21.1 Bestemmingsomschrijving
De voor 'waarde - archeologie 4' aangewezen gronden zijn, behalve voor de andere daar voorkomende bestemming(en), mede bestemd voor het herstel en behoud van archeologische (verwachtings)waarden.
21.2 Bouwregels
Op of in deze gronden mogen geen bouwwerken worden gebouwd waarbij de bodem dieper dan 0,45 m -Mv wordt geroerd, met uitzondering van:
- bouwwerken ter vervanging van bestaande bouwwerken, waarbij de bestaande oppervlakte met ten hoogste 200 m² wordt uitgebreid;
- bouwwerken met een oppervlakte kleiner dan 200 m² ten behoeve van andere daar voorkomende bestemming(en).

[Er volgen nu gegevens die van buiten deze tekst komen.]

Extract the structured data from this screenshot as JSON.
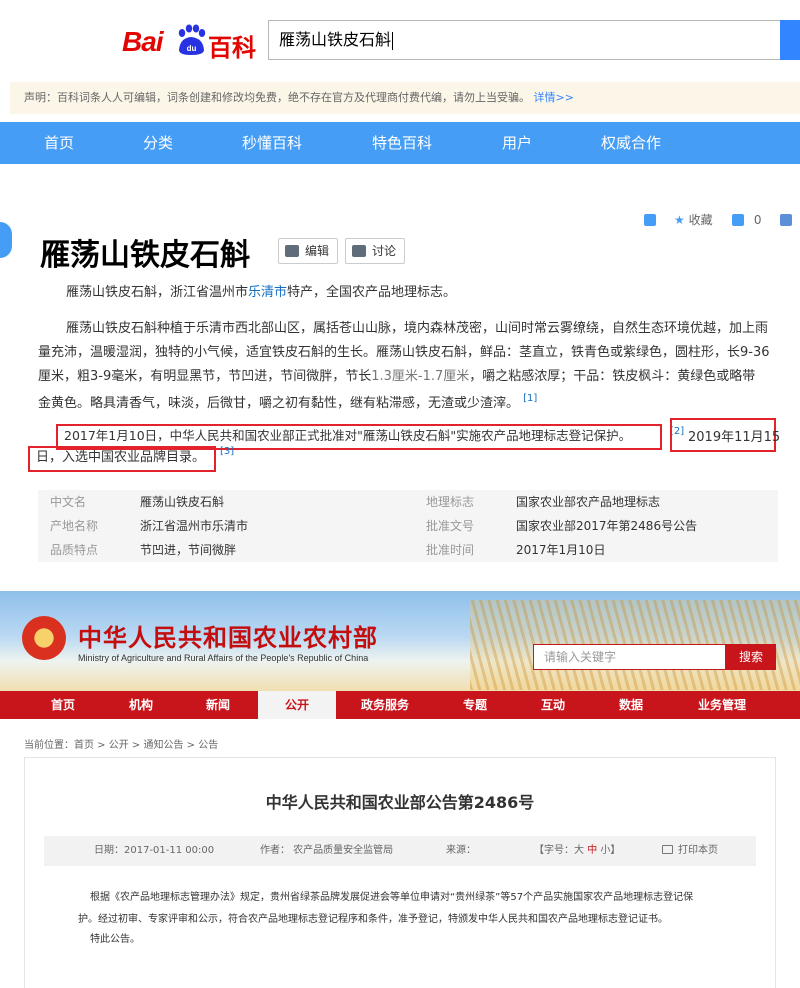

21.3 Afwijken van de bouwregels
Het bevoegd gezag kan bij een omgevingsvergunning afwijken van het bepaalde in lid 21.2, mits:
-
op basis van archeologisch onderzoek door een daartoe bevoegde instantie is aangetoond dat geen archeologische waarden (meer) aanwezig zijn, of;
-
op basis van archeologisch onderzoek door een daartoe bevoegde instantie is aangetoond dat de archeologische waarden door de bouwactiviteiten niet onevenredig wordt geschaad, of;
-
één of meer van de volgende voorwaarden in acht genomen wordt:
-
een verplichting tot het treffen van technische maatregelen, waardoor archeologische resten in de bodem kunnen worden behouden;
-
een verplichting tot het doen van archeologisch onderzoek door middel van opgravingen;
-
een verplichting de bouw van een bouwwerk te laten begeleiden door een deskundige op het terrein van de archeologische monumentenzorg.
-
Indien aan de omgevingsvergunning voorwaarden worden verbonden, wordt een archeologisch deskundige om advies gevraagd.
21.4 Omgevingsvergunning voor het uitvoeren van een werk, geen bouwwerk zijnde of van werkzaamheden
a. Het is verboden zonder of in afwijking van een omgevingsvergunning van het bevoegd gezag, de volgende werken, geen bouwwerken zijnde, en werkzaamheden uit te voeren:
-
het ontgronden, afgraven, egaliseren of ophogen van gronden over een oppervlakte groter dan 200 m², waarbij in acht wordt genomen de oppervlakte welke reeds eerder door voornoemde werken is bewerkt;
-
het woelen, mengen, diepploegen of ontginnen van gronden of een naar de aard daarmee gelijk te stellen grondbewerking met een oppervlakte groter dan 200 m² en dieper dan 0,45 m, waarbij in acht wordt genomen de oppervlakte welke reeds eerder door voornoemde werken is bewerkt;
-
het graven of dempen van waterlopen;
-
het graven van sleuven breder dan 0,50 m en dieper dan 1,00 m ten behoeve van het aanbrengen van ondergrondse transport-, energie-, telecommunicatieleidingen;
-
het permanent verlagen van het waterpeil.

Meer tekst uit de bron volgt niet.